Hiltrop. . Pfarrer Jörg Sonneborn ist Heavy-Metal-Fan. In der Hiltroper Erlöserkirche setzt er die Musik auch in der Gemeindearbeit ein.
Der Tod von Motörhead-Frontmann Lemmy Kilmister hat Jörg Sonneborn getroffen. Schließlich gehört die Band mit ihrem Gründer und Sänger zu seinen Favoriten. Dass Lemmy einmal Sätze gesagt hat wie „Scheiß auf die Kirche. Jeder ist selbst für sich verantwortlich“, stört den evangelischen Pfarrer nicht.
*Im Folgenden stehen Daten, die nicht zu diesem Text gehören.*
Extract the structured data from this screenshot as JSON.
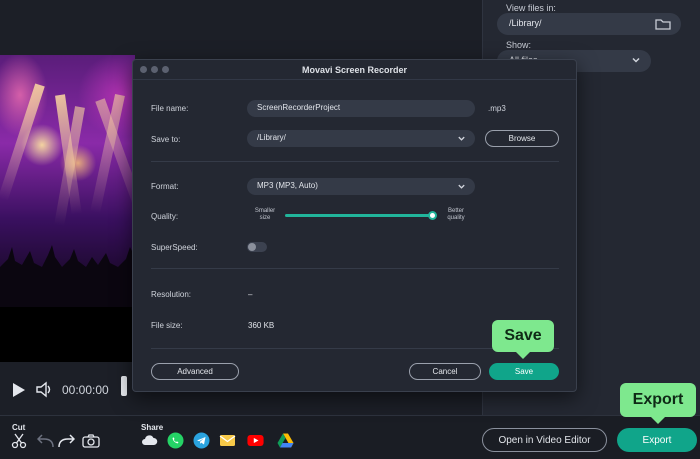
{
  "right_panel": {
    "view_files_label": "View files in:",
    "path_value": "/Library/",
    "show_label": "Show:",
    "show_value": "All files"
  },
  "player": {
    "timecode": "00:00:00"
  },
  "toolbar": {
    "cut_label": "Cut",
    "share_label": "Share",
    "open_editor_label": "Open in Video Editor",
    "export_label": "Export"
  },
  "dialog": {
    "title": "Movavi Screen Recorder",
    "file_name_label": "File name:",
    "file_name_value": "ScreenRecorderProject",
    "file_extension": ".mp3",
    "save_to_label": "Save to:",
    "save_to_value": "/Library/",
    "browse_label": "Browse",
    "format_label": "Format:",
    "format_value": "MP3 (MP3, Auto)",
    "quality_label": "Quality:",
    "quality_min_label": "Smaller size",
    "quality_max_label": "Better quality",
    "quality_level": 1.0,
    "superspeed_label": "SuperSpeed:",
    "superspeed_on": false,
    "resolution_label": "Resolution:",
    "resolution_value": "–",
    "file_size_label": "File size:",
    "file_size_value": "360 KB",
    "advanced_label": "Advanced",
    "cancel_label": "Cancel",
    "save_label": "Save"
  },
  "callouts": {
    "save": "Save",
    "export": "Export"
  },
  "colors": {
    "accent": "#10a58a",
    "callout": "#7ee88e",
    "background": "#1c1f27",
    "dialog": "#242832"
  },
  "icons": [
    "folder-icon",
    "chevron-down-icon",
    "play-icon",
    "volume-icon",
    "scissors-icon",
    "undo-icon",
    "redo-icon",
    "camera-icon",
    "cloud-icon",
    "whatsapp-icon",
    "telegram-icon",
    "email-icon",
    "youtube-icon",
    "google-drive-icon"
  ]
}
„Vor 30 Jahren hätte ich mich darüber aufgeregt. Heute kann ich da gut mit leben. Man muss sich einfach mit dem Menschen beschäftigen“, meint der Geistliche. „Sein Vater war Militärseelsorger, hat die Familie verlassen. Lemmy hat also früh ein klischeehaftes Kirchenbild kennengelernt. Zudem ändern solche Zitate nichts daran, dass er gut zu hörende Musik gemacht hat.“
Selbst Gitarre gespielt
Die Bands Dream Theater, Metallica, Judas Priest, Rush und Led Zeppelin gehören ebenso zu dem, was Sonneborn unter „gut zu hörender Musik“ versteht. Er ist mit Heavy Metal groß geworden, besuchte Mitte der 1980er Jahre sein erstes Judas-Priest-Konzert, auf das er „als unvergessliches Erlebnis“ zurückblickt.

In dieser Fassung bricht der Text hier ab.